El próximo 8 de noviembre Estados Unidos celebra elecciones para investir a un nuevo presidente. Por un lado, Hillary Clinton -demócrata, antipática e hipócrita- podría ser la primera mujer en alcanzar el cargo; por otro, Donald Trump -republicano, antipático e hipócrita- podría aguarle la fiesta. Ninguno de los dos es el candidato ideal de sus respectivos partidos, pero las circunstancias los han puesto en el disparadero. Hillary siguió al pie de la letra el manual y, desde sus comienzos como activista, hizo carrera con la abogacía, la beneficencia, los cuernos de Primera Dama, el juramento como senadora y, finalmente, como secretaria de Estado en el gobierno de Obama. Por su parte, Trump heredó una empresa inmobiliaria sólo para arruinarla poco después; de no ser por su protagonismo en el programa The Apprentice -El Aprendiz, diez años en antena-, hoy no presumiría de la posición de su fortuna en la revista Forbes. Hillary representa esa ejemplaridad que exige a sus mandatarios una sociedad tan puritana como la estadounidense. En cambio, Trump -pendenciero, ignorante, maleducado, demagogo, racista, sexista- se ha elevado sobre los cánones de la corrección política a base de escupir tabúes a su paso. Ambos son tramposos y embusteros, pero Trump es el único que lo reconoce. Y los gamberros, para un país tan reprimido, tienen algo que fascina.

De otra forma no se explica que este Jesús Gil a la americana esté disputándole las encuestas a Hillary, una candidata imbatible en comparación: mujer, trayectoria intachable, esposa abnegada y con experiencia en política de primer nivel. Trump, para equilibrar la balanza a su favor, sólo ofrece su popularidad y su populismo. Y parece suficiente.

Al contrario que Hillary, Trump asegura -con notable imaginación- haber tenido orígenes humildes. En el genoma yanqui pervive todavía el viejo «sueño americano», el del self-made man, donde cualquiera puede hacerse rico partiendo de la nada en la Tierra de las Oportunidades. Y no sólo rico, también presidente. Ése es el relato -palabra tan de moda- al que se aferra Trump. Nada nuevo bajo el bisoñé, pero con tanta potencia en su mensaje que al menor descuido un puñado de votantes pueden ponerlo a cargo del Botón Rojo.

La aparición de los reality-shows a finales del siglo pasado, coincidiendo con la bancarrota de Trump, revela otra de las claves de esta situación.
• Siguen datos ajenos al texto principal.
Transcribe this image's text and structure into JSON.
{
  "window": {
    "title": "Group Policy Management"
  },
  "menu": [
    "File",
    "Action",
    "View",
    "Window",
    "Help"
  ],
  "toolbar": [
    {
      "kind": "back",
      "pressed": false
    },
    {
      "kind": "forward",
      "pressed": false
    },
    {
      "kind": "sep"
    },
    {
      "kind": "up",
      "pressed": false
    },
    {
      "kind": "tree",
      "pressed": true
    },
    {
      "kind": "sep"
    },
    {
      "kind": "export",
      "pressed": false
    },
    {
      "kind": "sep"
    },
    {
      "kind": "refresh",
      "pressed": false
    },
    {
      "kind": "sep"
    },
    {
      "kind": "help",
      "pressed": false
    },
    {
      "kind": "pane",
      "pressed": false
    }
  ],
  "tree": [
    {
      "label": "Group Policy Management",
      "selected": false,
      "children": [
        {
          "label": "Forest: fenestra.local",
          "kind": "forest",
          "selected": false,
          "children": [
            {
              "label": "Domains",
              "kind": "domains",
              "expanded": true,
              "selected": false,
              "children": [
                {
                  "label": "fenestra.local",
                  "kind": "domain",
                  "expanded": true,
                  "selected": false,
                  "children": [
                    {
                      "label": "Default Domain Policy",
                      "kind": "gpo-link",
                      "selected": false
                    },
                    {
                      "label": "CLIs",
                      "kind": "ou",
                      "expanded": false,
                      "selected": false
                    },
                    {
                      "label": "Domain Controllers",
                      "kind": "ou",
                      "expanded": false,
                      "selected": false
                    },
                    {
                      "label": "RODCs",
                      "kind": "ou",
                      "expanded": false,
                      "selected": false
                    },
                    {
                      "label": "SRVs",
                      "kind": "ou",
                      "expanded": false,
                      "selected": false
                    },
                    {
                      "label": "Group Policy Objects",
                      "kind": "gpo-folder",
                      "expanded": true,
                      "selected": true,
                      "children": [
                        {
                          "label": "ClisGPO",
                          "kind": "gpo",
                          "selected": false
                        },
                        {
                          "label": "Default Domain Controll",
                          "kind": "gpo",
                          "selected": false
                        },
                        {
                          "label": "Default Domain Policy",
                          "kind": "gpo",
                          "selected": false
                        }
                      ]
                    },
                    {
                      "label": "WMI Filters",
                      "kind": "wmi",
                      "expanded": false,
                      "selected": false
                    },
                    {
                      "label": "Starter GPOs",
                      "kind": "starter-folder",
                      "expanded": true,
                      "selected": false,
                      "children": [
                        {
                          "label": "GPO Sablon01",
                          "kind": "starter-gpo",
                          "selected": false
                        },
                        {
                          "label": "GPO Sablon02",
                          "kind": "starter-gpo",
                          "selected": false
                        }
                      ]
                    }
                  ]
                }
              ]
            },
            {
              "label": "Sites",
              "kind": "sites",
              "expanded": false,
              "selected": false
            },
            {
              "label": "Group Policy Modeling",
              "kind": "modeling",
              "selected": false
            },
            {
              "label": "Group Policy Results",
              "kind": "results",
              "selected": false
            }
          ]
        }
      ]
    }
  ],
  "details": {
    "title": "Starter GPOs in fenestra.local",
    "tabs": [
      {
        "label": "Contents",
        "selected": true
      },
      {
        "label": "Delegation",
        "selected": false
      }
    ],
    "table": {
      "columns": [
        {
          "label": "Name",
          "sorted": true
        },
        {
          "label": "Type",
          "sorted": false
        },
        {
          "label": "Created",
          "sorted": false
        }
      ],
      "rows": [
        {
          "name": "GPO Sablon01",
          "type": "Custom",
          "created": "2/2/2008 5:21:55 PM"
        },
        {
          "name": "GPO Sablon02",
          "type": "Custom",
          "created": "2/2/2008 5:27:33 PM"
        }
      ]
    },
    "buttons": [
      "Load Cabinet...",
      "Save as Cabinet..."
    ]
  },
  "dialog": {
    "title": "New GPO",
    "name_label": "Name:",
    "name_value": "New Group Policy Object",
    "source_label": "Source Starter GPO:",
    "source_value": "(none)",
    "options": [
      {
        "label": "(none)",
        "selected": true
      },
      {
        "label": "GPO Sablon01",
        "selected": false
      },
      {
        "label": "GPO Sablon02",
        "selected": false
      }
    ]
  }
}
Con una clarividencia proverbial, Trump vampirizó el género y desarrolló los fundamentos del «espectáculo de la realidad», ajustándolos a la medida de su propia imagen con una ostentación obscena de su éxito tanto en The Apprentice como fuera del programa. Podría decirse que Trump inventó la meta-realidad, pues su fortuna no sólo era fabulosa, sino también fabulada. No es tan importante ser rico como aparentarlo. El dinero llama así a sus congéneres y Trump consiguió recuperar su fortuna, erigiéndose como paradigma del hombre de éxito que sólo América puede ofrecer.
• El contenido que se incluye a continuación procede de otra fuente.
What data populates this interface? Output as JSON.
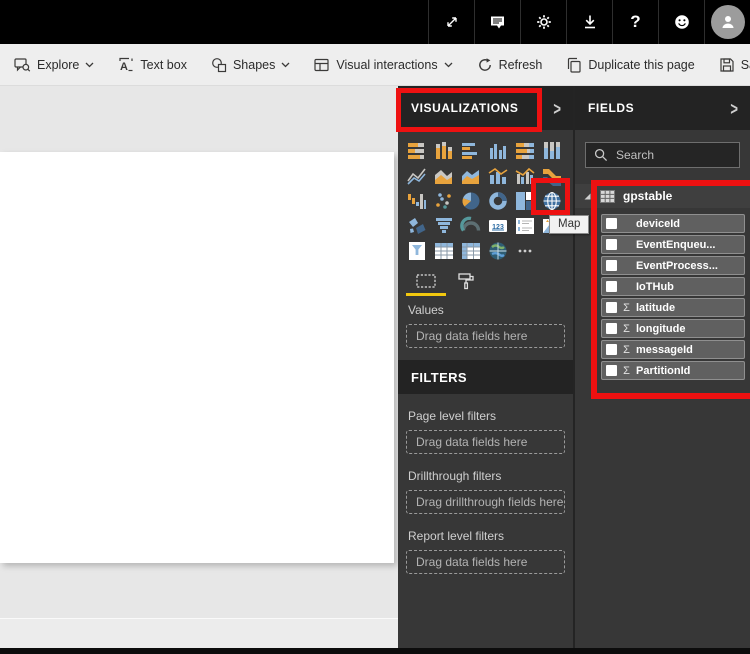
{
  "colors": {
    "accent_red": "#ee1111",
    "accent_yellow": "#f2c80f",
    "panel_bg": "#373737",
    "panel_header_bg": "#232323",
    "topbar_bg": "#000000",
    "toolbar_bg": "#eeeeee"
  },
  "topbar": {
    "icons": [
      {
        "name": "expand-icon"
      },
      {
        "name": "comment-feedback-icon"
      },
      {
        "name": "settings-gear-icon"
      },
      {
        "name": "download-icon"
      },
      {
        "name": "help-icon"
      },
      {
        "name": "smiley-feedback-icon"
      },
      {
        "name": "avatar"
      }
    ]
  },
  "toolbar": {
    "items": [
      {
        "name": "explore",
        "label": "Explore",
        "icon": "explore",
        "chevron": true
      },
      {
        "name": "text-box",
        "label": "Text box",
        "icon": "textbox",
        "chevron": false
      },
      {
        "name": "shapes",
        "label": "Shapes",
        "icon": "shapes",
        "chevron": true
      },
      {
        "name": "visual-interactions",
        "label": "Visual interactions",
        "icon": "visual-interactions",
        "chevron": true
      },
      {
        "name": "refresh",
        "label": "Refresh",
        "icon": "refresh",
        "chevron": false
      },
      {
        "name": "duplicate-this-page",
        "label": "Duplicate this page",
        "icon": "duplicate",
        "chevron": false
      },
      {
        "name": "save",
        "label": "Save",
        "icon": "save",
        "chevron": false
      }
    ],
    "more_label": "···"
  },
  "visualizations": {
    "title": "VISUALIZATIONS",
    "collapse_arrow": ">",
    "icons": [
      "stacked-bar-chart",
      "stacked-column-chart",
      "clustered-bar-chart",
      "clustered-column-chart",
      "hundred-stacked-bar-chart",
      "hundred-stacked-column-chart",
      "line-chart",
      "area-chart",
      "stacked-area-chart",
      "line-and-stacked-column-chart",
      "line-and-clustered-column-chart",
      "ribbon-chart",
      "waterfall-chart",
      "scatter-chart",
      "pie-chart",
      "donut-chart",
      "treemap",
      "map",
      "filled-map",
      "funnel",
      "gauge",
      "card",
      "multi-row-card",
      "kpi",
      "slicer",
      "table",
      "matrix",
      "arcgis-map",
      "more-options"
    ],
    "highlighted_icon": "map",
    "tooltip": "Map",
    "values_label": "Values",
    "values_placeholder": "Drag data fields here"
  },
  "filters": {
    "title": "FILTERS",
    "sections": [
      {
        "label": "Page level filters",
        "placeholder": "Drag data fields here"
      },
      {
        "label": "Drillthrough filters",
        "placeholder": "Drag drillthrough fields here"
      },
      {
        "label": "Report level filters",
        "placeholder": "Drag data fields here"
      }
    ]
  },
  "fields": {
    "title": "FIELDS",
    "collapse_arrow": ">",
    "search_placeholder": "Search",
    "table": {
      "name": "gpstable",
      "fields": [
        {
          "name": "deviceId",
          "numeric": false
        },
        {
          "name": "EventEnqueu...",
          "numeric": false
        },
        {
          "name": "EventProcess...",
          "numeric": false
        },
        {
          "name": "IoTHub",
          "numeric": false
        },
        {
          "name": "latitude",
          "numeric": true
        },
        {
          "name": "longitude",
          "numeric": true
        },
        {
          "name": "messageId",
          "numeric": true
        },
        {
          "name": "PartitionId",
          "numeric": true
        }
      ]
    }
  }
}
Francisco Reyero, en su libro de reciente aparición Trump. El león del circo (Editorial El Paseo, 2016), sostiene que, gracias a las nuevas pautas del entretenimiento, la teleserialización de la campaña electoral ha beneficiado a Trump, cuyo rendimiento para brindar titulares cada día a lo largo de tantos meses no tiene parangón. Ni precio. Si bien Obama utilizó la versatilidad propagandística de las redes sociales en sus albores para auparse hasta la Casa Blanca, con Trump se ha demostrado que la televisión es el medio de comunicación definitivo. Ha convertido el «espectáculo de la realidad» en «espectáculo de la información» con los mass media como cómplices del esperpento. Cada vez que Trump aparece en pantalla, los audímetros se ponen en órbita. La audiencia es dinero, y el dinero es poder. ¿Por qué no trasladar ese poder mediático a la política? En España ya han tomado buena nota: antes los políticos aparecían ocasionalmente en algún programa de televisión, ahora tenemos a tertulianos televisivos tuiteando desde un escaño del Congreso.

Todo en Trump es fraude, humo, especulación no sólo inmobiliaria, económica o bursátil: su figura entera es especulativa. «Especulación» comparte origen latino con «espejo», y Trump es el reflejo de la América real. Y aunque la imagen que nos devuelve resulta incómoda, es la verdadera. Al menos la mitad de los votantes, según los escrutinios, se identifica con ella. Se trata de la mímesis de la tragedia clásica. Y el próximo 8 de noviembre toca catarsis. Esperemos no tener que arrancarnos los ojos.